The US Department of Labor and General Accounting Office, the Federal Reserve Bank of New York, Harvard University, Oxford University, Boston College and George Washington University, Vanguard and Putnam Investments, FINRA and AARP (and, of course, Sensible Financial®!) all sent representatives.
I came across a practical idea that you can apply in your own life. The President’s Advisory Council on Financial Capability has a new website – www.moneyasyougrow.org. The site has specific, simple and powerful ideas for parents or grandparents interested in teaching younger members of their families about money and finance. I think it’s worth a look.
In addition, I identified several themes:
- Many participants worry about Americans’ financial literacy and financial situations. Many Americans believe they have too much debt, much of it unpaid medical bills, credit card debt and student loans. Many workers worry about their insurance protection and their ability to pay their bills.
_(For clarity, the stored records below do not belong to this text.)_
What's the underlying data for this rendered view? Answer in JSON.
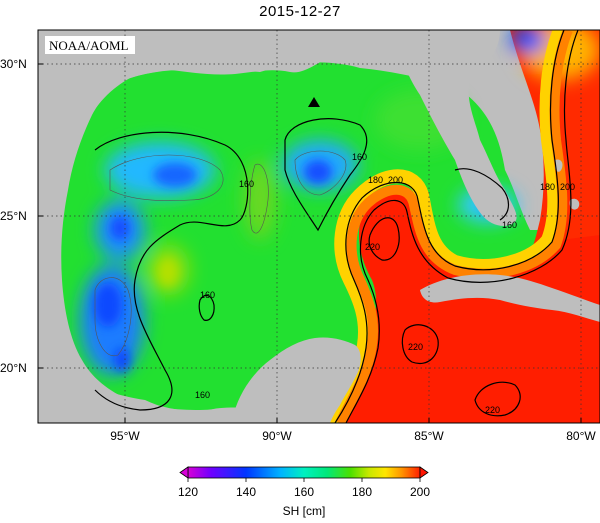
{
  "title": "2015-12-27",
  "credit": "NOAA/AOML",
  "map": {
    "lat_ticks": [
      "30°N",
      "25°N",
      "20°N"
    ],
    "lon_ticks": [
      "95°W",
      "90°W",
      "85°W",
      "80°W"
    ],
    "land_color": "#bebebe",
    "contour_labels": [
      "160",
      "160",
      "160",
      "180",
      "200",
      "220",
      "220",
      "220",
      "180",
      "200",
      "160",
      "160"
    ],
    "marker": "black-triangle"
  },
  "colorbar": {
    "label": "SH [cm]",
    "ticks": [
      "120",
      "140",
      "160",
      "180",
      "200"
    ],
    "range": [
      120,
      200
    ],
    "colors": [
      "#d700d7",
      "#6e00ff",
      "#0036ff",
      "#00b4ff",
      "#00f0d8",
      "#00e87a",
      "#4ce000",
      "#b4e000",
      "#ffe600",
      "#ff9600",
      "#ff3c00",
      "#ff1400"
    ]
  }
}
Many take time off or spend time at work to deal with personal finance issues. Very few lower income households seem to be saving enough for retirement.
- We heard several ideas about how to improve financial literacy through education. Some think high schools should teach a financial literacy course. Others believe that high schools and colleges should include more personal finance issues in math and other courses.
- Unfortunately, no one has yet shown that financial education helps to improve either literacy or financial behavior. Until we can be confident that financial education works, high schools and higher education institutions are unlikely to do more of it.
- Several participants focused on “behavioral finance”. Behavioral finance focuses on people’s irrational thinking about money and financial issues. (Nudge, by Richard Thaler and Cass Sunstein, provides an interesting and accessible introduction. The approach runs somewhat counter to education and literacy. Instead, it tries to modify the financial environment so that incompletely rational people will make better choices.) If your 401(k) plan offers automatic enrollment or automatic increases in your contributions, you have seen this approach in action. The conference reports suggest it helps to increase plan participation and savings.
- One participant suggested that behavioral finance applications are less effective than adherents believe. In particular, 401(k) plan participants tend to “undo” some of the “extra” participation and savings by withdrawing more.
- In short, while the conference was very stimulating, I am sad to say that “the answer” is not yet in view.